Marley remembered that, but she'd dismissed it out of hand; the twins had such active imaginations. “Well, let’s go look in his study. Maybe he has a secret door.” He didn’t, she knew, have a job outside the house. She wasn’t sure he had a normal job at all; she had the impression that a trust fund paid the bills so he could devote all his attention to the twins. He seemed to have a full schedule shuttling them between a dizzying array of art and dance and music classes, along with playdates at the park where Marley had originally met the family.
She took the girls’ hands and let them drag her up the veranda stairs and into the house. The inside was as lovely and well tended as the exterior, with polished wooden floors and plush, pale carpets. It was also so air-conditioned that she was glad she’d worn jeans.
The twins dragged her down the hall, past the wide staircase and what looked like a formal sitting room to a door standing ajar. “This is the study,” said Lissa. She pulled her hand from Marley’s and laced her fingers together, fidgeting.
Nervousness twisted through Marley; she shook her head in irritation at herself and pushed the door open.

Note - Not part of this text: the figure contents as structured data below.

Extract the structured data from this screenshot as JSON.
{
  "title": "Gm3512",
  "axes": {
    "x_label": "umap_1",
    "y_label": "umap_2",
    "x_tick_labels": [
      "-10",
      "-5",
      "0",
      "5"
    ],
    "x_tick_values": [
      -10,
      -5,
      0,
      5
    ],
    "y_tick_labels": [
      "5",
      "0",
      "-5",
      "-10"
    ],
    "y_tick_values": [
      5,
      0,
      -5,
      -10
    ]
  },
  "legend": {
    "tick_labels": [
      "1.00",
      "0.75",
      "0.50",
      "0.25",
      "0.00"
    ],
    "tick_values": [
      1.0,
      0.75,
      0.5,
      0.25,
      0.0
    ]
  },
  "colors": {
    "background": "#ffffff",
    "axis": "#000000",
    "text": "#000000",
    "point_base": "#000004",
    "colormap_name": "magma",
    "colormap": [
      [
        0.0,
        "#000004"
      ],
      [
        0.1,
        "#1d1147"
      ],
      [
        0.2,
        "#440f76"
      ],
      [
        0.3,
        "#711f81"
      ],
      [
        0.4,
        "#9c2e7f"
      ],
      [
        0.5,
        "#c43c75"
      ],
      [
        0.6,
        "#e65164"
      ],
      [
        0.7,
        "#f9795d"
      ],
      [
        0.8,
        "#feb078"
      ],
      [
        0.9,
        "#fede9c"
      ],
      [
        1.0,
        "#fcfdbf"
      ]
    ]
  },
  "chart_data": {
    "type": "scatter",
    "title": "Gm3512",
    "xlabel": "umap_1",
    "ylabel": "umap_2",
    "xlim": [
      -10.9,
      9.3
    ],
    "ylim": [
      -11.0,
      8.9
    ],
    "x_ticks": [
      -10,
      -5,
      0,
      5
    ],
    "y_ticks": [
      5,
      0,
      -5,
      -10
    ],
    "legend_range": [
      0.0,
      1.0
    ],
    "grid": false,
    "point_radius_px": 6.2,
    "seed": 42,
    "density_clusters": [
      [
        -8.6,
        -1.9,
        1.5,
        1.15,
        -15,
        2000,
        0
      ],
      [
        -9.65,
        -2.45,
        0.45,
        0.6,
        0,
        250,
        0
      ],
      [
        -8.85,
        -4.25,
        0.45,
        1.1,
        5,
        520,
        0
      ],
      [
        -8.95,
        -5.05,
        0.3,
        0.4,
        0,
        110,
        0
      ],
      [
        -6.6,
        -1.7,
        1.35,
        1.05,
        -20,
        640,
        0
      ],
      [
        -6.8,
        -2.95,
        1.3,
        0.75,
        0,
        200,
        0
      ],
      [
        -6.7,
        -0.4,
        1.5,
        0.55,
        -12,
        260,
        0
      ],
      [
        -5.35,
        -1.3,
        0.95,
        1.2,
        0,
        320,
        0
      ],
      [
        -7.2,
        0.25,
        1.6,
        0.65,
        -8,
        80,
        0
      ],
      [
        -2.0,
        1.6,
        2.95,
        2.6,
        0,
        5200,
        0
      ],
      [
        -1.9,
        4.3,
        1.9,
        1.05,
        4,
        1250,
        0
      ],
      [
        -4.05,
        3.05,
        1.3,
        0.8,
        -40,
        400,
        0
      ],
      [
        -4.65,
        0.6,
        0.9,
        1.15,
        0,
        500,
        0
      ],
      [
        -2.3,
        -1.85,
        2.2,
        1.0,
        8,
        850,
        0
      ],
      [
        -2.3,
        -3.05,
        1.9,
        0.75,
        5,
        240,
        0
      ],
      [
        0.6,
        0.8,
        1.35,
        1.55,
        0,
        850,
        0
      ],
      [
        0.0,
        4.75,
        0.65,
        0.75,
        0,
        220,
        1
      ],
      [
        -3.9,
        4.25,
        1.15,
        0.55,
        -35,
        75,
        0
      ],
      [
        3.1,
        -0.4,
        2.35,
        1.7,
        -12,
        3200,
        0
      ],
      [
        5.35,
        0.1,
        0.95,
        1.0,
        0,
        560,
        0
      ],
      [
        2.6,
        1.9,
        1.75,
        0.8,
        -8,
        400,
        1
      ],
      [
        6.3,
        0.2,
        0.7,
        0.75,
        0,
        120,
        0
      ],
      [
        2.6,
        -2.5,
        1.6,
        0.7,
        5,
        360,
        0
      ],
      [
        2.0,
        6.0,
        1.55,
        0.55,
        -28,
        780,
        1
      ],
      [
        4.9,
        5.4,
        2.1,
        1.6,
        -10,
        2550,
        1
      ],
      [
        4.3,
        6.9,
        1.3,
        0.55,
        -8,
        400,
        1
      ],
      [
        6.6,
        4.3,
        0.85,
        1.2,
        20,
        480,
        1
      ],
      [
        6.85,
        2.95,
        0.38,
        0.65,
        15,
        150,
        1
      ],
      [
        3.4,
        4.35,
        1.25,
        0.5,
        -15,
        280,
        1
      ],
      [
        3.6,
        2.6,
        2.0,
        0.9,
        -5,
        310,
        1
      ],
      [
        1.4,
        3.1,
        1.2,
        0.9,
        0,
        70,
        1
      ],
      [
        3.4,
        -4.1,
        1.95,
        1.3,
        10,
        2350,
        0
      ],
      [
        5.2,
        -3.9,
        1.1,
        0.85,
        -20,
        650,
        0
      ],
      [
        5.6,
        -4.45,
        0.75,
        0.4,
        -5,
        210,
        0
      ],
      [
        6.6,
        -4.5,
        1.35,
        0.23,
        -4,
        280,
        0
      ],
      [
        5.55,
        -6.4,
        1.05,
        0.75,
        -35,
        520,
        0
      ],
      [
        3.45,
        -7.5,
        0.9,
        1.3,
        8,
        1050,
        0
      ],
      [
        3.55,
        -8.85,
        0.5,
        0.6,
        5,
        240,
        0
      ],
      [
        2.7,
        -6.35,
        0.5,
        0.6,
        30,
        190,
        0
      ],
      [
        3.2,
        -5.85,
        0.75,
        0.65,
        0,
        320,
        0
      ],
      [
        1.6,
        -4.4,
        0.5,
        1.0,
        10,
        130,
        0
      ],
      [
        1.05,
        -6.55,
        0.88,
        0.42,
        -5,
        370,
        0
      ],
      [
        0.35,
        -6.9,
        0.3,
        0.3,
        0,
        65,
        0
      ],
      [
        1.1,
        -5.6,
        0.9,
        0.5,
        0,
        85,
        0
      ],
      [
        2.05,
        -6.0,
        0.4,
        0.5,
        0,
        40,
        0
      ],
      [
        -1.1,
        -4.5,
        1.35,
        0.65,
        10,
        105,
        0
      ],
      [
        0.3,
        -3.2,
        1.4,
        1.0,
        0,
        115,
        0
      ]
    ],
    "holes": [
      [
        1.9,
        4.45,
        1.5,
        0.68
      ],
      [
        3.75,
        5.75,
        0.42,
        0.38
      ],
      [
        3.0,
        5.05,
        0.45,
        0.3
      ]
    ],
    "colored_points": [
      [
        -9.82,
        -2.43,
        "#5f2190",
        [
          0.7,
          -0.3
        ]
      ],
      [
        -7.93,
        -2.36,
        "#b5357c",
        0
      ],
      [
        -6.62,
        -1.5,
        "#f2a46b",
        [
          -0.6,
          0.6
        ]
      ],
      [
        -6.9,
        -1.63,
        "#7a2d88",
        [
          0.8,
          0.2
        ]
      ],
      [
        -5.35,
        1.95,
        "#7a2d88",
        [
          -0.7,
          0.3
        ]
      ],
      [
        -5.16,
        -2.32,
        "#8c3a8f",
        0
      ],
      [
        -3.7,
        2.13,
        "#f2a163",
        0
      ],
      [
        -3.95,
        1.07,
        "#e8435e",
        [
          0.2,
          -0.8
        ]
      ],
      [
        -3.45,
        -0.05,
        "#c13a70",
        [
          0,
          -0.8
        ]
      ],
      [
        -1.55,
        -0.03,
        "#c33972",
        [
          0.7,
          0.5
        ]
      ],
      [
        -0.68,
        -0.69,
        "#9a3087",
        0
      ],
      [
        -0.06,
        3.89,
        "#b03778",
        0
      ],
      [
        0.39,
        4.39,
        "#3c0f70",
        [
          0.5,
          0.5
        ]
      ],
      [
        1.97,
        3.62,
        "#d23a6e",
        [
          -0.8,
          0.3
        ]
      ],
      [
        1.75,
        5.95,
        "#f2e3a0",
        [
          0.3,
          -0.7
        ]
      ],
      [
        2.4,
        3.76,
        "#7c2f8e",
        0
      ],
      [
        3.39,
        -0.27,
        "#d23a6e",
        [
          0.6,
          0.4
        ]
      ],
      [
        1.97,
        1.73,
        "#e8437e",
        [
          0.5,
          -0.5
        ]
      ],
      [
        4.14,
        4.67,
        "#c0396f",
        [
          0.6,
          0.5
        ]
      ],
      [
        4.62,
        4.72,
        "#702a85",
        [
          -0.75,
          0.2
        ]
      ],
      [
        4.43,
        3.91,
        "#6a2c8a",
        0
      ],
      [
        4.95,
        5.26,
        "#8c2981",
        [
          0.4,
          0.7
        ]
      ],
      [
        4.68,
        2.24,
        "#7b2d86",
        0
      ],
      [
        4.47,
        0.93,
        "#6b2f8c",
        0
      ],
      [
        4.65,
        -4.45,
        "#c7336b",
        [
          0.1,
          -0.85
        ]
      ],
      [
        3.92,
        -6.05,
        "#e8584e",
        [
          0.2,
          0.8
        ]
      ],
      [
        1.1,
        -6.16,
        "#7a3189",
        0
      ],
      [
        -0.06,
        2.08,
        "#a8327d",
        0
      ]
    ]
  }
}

The only way to know what was beyond was to look and see.
It was a very old-fashioned library, dark-paneled and windowless, with bookshelves covering most of the walls. One lamp illuminated the heavy, antique desk, and another created a warm circle of light around a leather armchair. Marley, who’d dropped out of her grad program in English lit, was immediately envious.
But there was definitely no Zachariah. She glanced down at the twins and then untangled her hand from Kari’s. “I’m going to look around. Maybe I can find a clue to where he went.”
The twins stared up at her, lip-biting reflections of each other. Then Kari shrugged. “Okay. But don’t you leave us here.” She absentmindedly took Lissa’s hand and they watched, framed in the doorway.